People did drink water, but the cleanliness of the water was quite iffy, so people tended to drink alcohol as it was safer.

This isn’t entirely true in my understanding, Steven.

My own learning as a pure layman is that most people did drink mostly water. When clean water was available (or even not-that-clean-but-passable-water) that was what they drank.

However.

Much historical fiction, and indeed much historical writing, takes place in contexts where clean water wasn’t readily available, or with social classes that had ready access to the finer things in life. Armies on the march tended to befoul the fuck out of any water source they came across.
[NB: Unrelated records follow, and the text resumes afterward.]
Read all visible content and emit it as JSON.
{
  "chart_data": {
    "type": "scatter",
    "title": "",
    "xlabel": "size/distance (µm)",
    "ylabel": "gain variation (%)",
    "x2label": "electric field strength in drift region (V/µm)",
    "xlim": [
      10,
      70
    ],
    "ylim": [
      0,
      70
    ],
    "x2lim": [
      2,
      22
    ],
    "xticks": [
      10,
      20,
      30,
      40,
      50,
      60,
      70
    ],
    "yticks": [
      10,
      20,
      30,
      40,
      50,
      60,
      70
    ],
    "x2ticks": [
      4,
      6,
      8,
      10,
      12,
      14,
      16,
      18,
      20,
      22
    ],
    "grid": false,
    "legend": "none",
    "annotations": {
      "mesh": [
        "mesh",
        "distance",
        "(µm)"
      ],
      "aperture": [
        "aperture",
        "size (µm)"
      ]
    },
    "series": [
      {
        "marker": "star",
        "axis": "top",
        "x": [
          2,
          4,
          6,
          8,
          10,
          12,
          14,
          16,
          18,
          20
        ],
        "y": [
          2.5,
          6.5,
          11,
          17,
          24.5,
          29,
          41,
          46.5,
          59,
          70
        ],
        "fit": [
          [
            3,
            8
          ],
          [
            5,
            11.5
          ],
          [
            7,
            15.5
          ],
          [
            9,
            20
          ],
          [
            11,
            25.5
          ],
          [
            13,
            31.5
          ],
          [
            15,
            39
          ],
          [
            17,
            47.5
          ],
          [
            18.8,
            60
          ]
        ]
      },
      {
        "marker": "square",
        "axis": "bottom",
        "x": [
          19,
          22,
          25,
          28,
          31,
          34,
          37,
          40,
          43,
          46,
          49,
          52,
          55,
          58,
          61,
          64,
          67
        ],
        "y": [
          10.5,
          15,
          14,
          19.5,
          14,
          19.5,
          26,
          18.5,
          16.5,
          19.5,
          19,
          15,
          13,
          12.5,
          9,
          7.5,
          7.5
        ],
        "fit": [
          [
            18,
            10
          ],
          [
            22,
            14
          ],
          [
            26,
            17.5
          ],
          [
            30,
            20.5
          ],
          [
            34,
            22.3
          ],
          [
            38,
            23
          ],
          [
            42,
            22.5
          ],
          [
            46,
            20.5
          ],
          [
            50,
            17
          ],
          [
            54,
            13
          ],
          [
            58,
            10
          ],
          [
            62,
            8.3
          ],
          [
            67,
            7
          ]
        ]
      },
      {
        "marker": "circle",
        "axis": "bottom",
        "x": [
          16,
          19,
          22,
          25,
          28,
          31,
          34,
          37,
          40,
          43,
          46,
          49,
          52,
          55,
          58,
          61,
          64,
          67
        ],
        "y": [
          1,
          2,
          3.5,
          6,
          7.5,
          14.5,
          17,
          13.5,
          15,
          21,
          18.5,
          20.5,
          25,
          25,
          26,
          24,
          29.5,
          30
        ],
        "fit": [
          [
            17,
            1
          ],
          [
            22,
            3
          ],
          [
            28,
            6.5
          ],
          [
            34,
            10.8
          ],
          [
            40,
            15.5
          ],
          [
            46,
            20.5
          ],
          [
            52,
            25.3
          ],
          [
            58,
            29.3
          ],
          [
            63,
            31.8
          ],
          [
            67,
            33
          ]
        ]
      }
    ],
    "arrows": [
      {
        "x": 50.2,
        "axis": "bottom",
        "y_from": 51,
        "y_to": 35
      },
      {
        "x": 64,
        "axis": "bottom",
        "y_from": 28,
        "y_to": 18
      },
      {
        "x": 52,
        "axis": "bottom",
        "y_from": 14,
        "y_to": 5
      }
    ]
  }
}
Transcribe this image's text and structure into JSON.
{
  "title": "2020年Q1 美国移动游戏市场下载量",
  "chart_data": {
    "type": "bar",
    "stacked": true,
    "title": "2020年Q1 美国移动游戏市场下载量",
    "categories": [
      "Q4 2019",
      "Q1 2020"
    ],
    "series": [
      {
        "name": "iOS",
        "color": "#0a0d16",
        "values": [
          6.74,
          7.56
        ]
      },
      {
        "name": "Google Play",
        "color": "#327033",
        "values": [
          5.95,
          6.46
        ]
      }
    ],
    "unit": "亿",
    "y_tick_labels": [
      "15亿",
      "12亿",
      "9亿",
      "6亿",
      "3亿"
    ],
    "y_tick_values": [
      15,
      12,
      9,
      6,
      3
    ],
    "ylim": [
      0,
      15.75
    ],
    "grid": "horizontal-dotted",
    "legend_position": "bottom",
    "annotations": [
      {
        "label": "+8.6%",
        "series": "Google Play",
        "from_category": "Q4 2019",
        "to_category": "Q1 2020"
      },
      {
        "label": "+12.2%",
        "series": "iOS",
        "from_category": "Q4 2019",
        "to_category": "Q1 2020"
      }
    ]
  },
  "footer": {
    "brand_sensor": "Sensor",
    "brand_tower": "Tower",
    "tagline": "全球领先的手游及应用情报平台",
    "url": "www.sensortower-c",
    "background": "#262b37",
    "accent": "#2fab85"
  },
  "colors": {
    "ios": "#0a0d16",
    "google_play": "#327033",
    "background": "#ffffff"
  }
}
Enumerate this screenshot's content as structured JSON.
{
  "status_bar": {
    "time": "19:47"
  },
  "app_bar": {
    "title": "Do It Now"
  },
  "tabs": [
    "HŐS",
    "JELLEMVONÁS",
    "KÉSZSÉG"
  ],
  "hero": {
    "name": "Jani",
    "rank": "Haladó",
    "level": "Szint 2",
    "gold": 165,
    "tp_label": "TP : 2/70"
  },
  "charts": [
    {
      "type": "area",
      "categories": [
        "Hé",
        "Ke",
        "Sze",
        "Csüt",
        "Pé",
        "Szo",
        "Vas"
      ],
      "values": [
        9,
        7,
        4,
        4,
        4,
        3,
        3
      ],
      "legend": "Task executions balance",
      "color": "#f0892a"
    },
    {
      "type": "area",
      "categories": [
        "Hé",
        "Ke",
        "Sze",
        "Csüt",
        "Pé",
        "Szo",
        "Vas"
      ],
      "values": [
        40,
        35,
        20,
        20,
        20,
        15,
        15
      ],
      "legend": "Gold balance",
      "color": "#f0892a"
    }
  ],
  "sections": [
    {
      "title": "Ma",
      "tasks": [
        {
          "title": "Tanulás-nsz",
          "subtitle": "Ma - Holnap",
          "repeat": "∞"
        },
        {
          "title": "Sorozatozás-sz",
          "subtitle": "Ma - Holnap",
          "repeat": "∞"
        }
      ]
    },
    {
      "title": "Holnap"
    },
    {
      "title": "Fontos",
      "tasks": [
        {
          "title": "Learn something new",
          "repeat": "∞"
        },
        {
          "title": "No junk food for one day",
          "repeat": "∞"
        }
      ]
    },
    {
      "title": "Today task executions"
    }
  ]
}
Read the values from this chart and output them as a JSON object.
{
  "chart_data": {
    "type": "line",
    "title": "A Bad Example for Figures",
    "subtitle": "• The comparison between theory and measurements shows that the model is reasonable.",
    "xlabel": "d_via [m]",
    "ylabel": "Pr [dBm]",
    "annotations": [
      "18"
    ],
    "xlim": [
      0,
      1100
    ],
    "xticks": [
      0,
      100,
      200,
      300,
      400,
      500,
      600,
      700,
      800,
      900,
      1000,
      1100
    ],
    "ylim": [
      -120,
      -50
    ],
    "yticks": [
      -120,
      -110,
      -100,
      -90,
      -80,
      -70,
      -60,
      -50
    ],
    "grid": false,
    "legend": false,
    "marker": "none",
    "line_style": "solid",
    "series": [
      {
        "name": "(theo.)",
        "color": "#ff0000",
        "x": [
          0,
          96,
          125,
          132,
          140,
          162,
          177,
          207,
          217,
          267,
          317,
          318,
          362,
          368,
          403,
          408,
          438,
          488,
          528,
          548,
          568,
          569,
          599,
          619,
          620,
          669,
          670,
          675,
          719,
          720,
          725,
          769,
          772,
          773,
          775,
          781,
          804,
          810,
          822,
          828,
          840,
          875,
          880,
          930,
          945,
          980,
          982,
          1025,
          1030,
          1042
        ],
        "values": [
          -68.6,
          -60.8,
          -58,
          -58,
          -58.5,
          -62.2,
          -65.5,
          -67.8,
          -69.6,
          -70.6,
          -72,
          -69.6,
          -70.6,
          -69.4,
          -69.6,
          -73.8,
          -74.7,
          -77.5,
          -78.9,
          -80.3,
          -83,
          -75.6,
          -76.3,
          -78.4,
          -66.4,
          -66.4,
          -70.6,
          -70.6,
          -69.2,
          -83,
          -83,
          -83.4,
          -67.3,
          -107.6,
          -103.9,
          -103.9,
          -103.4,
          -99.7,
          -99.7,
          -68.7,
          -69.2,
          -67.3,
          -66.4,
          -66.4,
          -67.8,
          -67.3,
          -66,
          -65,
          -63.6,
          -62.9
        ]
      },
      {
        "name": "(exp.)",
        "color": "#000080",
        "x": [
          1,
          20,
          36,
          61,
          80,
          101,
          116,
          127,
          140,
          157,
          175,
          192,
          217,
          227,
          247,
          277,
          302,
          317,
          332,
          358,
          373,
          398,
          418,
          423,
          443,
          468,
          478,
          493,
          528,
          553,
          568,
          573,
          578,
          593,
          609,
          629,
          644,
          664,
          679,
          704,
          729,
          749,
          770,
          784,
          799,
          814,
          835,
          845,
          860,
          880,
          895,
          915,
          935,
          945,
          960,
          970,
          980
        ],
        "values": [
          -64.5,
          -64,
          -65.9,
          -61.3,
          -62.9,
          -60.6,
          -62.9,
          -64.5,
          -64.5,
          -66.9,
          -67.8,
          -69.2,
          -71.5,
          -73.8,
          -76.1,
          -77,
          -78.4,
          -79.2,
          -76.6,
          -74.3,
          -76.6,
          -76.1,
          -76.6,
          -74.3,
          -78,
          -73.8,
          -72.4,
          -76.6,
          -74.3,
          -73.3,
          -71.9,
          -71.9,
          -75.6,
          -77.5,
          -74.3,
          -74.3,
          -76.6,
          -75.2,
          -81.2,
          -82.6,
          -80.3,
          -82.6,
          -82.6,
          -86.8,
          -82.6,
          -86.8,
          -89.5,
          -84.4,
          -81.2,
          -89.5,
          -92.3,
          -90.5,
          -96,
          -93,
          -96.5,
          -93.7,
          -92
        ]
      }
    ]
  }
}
Cities were just cesspits of disease, poisoning the rivers and water tables they were built on for leagues around. And in those contexts people are going to be drinking beverages with alcohol in them because, indeed, it is either much safer, or they’re of a social class where they can afford it. Because we’re not reading about the 90% of the country that lives a rural lifestyle and mostly drinks mostly water they pull from wells, streams, and rivers, with the occasional alcoholic drink mixed in.

I could be wrong here, tho.

Consider this a placeholder until I find the post where I did the research on the royal decree that limited inns to one per village, because people liked to drink just that damn much.